Тем не менее к нам могут придти смс-сообщения от незнакомых нам людей!

Вот пример такого сообщения:

"Мам незвони тел.украли срочно брось 1000р.на 89097233968 обья"

Сообщение пришло со следующего номера: 8 919 567 52 38 в 4 часа 33 минуты!


Теперь проанализируем сообщение!
1) Итак, оно пришло в 4.33. Специально, когда человек проснется, первое что придет в голову, что все ли в порядке с близкими людьми? Далее ситуация может идти по-разному, зависит от конкретного человека (его характера, опыта и знаний)!

2) Следующее: сообщение написано с ошибками!
Частый признак таких сообщений - слово "объясню" мошенники пишут с мягким знаком.

3) Когда вчитываешься в смысл, то понимаешь, а причем здесь 1000р?
Но можно догадаться: что вроде как ты купил себе новый номер и на него то как раз и нужно скинуть заветную сумму в 1000р.

4) Сумма определена не маленькая - 1000р. Вспомните УК и вы сами все поймете! Что определенный вид мошенничества уже будет наказан не рублем, а арестом.


Предлагаю на сайте создать список с номерами данных мошенников.

----------

Надоело быть жертвой? Стань профи по информационной безопасности, получай самую свежую информацию об угрозах и средствах защиты от ведущего российского аналитического центра Anti-Malware.ru:

----------


## ВодкуГлыть

*Bacardi*, ИМХО смысла нет создавать такой список, мне кажется такие телефонные номера долго не живут - их постоянно меняют.

----------


## Bacardi

> мне кажется такие телефонные номера долго не живут - их постоянно меняют.

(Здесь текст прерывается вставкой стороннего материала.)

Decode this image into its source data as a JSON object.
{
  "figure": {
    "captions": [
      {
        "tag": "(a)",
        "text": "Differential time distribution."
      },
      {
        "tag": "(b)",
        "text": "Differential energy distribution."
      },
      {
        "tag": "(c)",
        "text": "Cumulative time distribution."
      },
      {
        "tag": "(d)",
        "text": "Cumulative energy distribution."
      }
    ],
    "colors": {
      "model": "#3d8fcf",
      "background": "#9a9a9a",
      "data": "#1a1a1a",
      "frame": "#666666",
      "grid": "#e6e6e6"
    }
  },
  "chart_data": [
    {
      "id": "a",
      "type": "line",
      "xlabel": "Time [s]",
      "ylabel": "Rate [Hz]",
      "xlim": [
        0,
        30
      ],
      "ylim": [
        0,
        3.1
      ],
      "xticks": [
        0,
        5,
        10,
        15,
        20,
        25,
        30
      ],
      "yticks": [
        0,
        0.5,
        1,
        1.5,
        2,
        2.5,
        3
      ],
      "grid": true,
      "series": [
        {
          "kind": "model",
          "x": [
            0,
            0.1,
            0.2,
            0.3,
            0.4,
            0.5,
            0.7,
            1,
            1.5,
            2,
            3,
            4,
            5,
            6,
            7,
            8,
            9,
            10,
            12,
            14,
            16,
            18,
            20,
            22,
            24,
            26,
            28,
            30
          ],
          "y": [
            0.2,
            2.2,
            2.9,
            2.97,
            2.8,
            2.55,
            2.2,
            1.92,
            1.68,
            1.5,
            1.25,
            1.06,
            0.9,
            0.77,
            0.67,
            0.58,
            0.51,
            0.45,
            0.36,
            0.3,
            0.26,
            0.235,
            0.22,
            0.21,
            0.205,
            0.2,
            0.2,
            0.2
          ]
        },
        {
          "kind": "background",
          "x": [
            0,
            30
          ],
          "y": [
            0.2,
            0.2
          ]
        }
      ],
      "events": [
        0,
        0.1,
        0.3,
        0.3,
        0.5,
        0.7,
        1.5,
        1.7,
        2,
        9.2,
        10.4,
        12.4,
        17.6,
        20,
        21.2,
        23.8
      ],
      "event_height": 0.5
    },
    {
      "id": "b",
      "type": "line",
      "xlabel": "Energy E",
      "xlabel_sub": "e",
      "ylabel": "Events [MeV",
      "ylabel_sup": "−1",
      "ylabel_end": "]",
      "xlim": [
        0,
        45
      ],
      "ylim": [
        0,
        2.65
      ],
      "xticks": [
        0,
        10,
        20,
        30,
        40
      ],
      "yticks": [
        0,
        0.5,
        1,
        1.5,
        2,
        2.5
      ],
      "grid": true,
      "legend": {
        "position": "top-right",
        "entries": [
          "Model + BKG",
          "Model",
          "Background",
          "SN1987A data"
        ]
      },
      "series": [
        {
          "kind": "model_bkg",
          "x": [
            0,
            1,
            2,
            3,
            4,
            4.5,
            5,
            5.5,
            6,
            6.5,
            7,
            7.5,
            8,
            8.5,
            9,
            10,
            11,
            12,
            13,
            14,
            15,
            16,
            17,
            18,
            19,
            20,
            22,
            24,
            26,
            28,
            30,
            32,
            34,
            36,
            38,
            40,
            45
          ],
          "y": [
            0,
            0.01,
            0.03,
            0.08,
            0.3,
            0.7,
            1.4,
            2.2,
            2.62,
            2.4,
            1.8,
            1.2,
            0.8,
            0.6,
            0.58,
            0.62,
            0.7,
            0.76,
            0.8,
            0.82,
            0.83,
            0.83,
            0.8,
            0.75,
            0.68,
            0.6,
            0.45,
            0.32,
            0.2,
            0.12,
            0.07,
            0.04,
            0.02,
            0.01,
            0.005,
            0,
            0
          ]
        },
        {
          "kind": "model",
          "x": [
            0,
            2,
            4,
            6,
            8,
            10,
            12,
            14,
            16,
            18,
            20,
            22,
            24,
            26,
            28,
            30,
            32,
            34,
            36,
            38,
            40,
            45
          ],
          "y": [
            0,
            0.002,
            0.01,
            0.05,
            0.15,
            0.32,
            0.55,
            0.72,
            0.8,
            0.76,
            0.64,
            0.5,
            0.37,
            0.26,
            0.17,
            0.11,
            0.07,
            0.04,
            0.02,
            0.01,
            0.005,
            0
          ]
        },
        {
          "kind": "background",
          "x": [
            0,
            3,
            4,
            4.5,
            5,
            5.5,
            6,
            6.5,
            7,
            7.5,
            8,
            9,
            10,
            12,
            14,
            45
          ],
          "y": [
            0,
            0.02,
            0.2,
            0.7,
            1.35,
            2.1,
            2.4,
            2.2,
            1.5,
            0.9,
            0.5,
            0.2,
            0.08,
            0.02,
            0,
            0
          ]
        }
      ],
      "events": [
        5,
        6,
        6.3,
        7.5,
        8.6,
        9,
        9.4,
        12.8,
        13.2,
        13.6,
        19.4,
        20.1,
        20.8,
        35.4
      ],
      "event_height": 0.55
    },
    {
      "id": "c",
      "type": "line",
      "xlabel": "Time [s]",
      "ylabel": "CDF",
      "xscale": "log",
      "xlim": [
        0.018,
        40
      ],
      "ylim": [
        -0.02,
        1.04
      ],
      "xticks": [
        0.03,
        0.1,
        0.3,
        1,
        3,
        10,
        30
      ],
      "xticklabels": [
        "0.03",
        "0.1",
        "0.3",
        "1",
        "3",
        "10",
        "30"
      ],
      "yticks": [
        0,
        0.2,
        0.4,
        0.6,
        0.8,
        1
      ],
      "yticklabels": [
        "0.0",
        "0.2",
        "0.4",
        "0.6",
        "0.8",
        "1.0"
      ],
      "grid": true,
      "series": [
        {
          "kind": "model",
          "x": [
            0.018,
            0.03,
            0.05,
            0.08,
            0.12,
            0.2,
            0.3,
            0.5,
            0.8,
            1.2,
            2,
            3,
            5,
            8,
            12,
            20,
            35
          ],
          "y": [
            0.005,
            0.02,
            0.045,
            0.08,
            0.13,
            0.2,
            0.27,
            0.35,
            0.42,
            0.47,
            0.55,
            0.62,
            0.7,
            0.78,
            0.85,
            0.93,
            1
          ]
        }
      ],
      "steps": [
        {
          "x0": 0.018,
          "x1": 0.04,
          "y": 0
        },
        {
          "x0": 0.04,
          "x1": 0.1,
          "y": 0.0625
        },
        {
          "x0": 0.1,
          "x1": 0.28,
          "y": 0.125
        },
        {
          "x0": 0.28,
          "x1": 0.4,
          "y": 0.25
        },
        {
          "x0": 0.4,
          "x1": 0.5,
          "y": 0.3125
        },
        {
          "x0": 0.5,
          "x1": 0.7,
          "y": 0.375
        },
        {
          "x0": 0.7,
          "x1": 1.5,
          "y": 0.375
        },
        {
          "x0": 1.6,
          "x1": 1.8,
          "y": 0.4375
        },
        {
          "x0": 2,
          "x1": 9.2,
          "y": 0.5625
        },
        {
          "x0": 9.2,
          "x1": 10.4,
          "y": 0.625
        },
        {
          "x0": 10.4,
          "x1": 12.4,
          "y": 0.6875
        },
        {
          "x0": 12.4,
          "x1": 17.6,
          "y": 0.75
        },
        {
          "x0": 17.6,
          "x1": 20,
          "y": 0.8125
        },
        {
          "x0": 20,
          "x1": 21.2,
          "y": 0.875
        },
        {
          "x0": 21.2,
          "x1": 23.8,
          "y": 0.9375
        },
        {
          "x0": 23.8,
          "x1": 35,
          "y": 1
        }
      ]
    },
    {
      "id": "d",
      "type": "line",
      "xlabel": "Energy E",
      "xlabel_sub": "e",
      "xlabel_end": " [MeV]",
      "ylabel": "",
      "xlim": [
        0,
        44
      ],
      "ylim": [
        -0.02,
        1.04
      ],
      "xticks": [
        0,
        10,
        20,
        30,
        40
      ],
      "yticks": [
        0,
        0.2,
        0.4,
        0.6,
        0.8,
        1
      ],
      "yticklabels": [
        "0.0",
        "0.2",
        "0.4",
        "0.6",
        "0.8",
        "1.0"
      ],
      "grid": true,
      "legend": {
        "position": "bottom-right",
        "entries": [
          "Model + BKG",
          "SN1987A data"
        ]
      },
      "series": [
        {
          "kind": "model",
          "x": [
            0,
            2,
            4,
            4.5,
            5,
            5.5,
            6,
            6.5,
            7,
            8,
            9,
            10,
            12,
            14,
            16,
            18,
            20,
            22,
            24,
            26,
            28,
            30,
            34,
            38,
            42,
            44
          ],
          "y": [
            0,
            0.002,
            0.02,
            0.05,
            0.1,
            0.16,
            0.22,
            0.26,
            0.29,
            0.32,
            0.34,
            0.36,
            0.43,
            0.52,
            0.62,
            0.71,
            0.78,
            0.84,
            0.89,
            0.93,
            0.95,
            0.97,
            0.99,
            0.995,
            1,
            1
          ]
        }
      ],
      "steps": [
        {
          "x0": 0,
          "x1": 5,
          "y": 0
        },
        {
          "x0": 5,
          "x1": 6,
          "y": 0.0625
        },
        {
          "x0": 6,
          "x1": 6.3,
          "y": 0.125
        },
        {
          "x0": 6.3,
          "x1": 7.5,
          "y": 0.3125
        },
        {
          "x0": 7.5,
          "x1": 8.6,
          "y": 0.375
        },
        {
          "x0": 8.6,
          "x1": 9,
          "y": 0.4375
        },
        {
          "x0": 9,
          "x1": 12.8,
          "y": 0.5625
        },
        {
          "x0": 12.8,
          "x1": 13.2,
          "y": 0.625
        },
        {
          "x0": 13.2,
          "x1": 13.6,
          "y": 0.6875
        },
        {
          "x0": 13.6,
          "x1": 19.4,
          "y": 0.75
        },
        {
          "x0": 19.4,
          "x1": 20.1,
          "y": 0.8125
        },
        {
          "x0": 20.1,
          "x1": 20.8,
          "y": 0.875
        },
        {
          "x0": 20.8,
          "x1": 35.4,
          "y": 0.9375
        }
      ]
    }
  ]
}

Тем не менее пользователи, которым пришли такие сообщения смогут убедиться в том факте - что прислали сообщение(я) мошенники!

В интернете нигде не выводятся списки мошенников!
На нашем сайте - они будут!


Далее можно будет узнать чей оператор пользуется большей популярностью у мошенников!

----------


## Сэм

> В интернете нигде не выводятся списки мошенников!
> На нашем сайте - они будут!


Теперь осталась самая малость....чтобы те, кто получит аналогичные СМС-ки, зашли в 4.33 в интернет и нашли этот пост ))))

----------


## Bacardi

> Теперь осталась самая малость....чтобы те, кто получит аналогичные СМС-ки, зашли в 4.33 в интернет и нашли этот пост ))))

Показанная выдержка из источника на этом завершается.